Concernant la France, on affirme qu’Emmanuel Macron a tenté de détourner l’intérêt public des mouvements sociaux qui gagnent du terrain en France actuellement, en suscitant le patriotisme cher aux Français à travers la frappe des rafales françaises  contre la Syrie.

On reconnaît  que protéger une communauté par un acte humanitaire est légitime, mais dans ce cas il est illégal au niveau international. C’est effectivement une action au prime abord courageuse et louable.

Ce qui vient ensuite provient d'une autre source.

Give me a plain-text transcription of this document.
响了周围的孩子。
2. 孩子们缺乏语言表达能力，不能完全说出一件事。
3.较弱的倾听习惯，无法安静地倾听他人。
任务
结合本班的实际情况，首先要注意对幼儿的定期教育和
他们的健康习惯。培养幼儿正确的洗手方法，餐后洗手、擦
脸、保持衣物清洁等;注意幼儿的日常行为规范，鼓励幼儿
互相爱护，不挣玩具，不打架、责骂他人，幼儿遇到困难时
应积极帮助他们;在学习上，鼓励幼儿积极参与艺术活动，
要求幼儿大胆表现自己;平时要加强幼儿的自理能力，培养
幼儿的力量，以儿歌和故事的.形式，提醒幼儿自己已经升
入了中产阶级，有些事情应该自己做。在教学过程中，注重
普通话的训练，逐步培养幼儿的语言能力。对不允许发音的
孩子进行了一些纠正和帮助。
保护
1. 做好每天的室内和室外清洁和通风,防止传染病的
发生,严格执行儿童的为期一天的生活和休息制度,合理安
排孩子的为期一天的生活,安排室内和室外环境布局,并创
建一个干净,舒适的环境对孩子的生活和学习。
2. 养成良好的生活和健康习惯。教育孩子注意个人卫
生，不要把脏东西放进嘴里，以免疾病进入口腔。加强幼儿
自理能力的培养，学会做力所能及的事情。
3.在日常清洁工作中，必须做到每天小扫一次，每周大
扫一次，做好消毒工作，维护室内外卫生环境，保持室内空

Toutefois, mettre en danger pour une raison de légitimité la paix dans le monde, ainsi que les vies de plusieurs millions de victimes innocentes au cas où cela dégénèrerait en guerre mondiale pour satisfaire son ego est une hérésie. On ne peut pas mettre sur une même balance ces deux faits si on est sain d’esprit. Recourir à la solution diplomatique était la meilleure des choses car il existe une institution internationale pour gérer les conflits de point de vue des nations en présence. Tomber dans des grandes déclarations pompeuses qui vous enchaînent et vous collent à la peau, et essayer de les respecter quitte à créer une guerre planétaire n’est pas de bon augure pour la paix. Bon nombre de chefs d’Etat n’ont pas résisté au fait d’être au sommet de la hiérarchie étatique et y sont devenus mégalos.

En sautant les balises constitutionnelles limitant leur pouvoir, certains ont dû récolter ce qu’ils ont semé à la fin de leur mandat, d’autres ont dû s’enfuir hors de leurs pays pour éviter la justice populaire.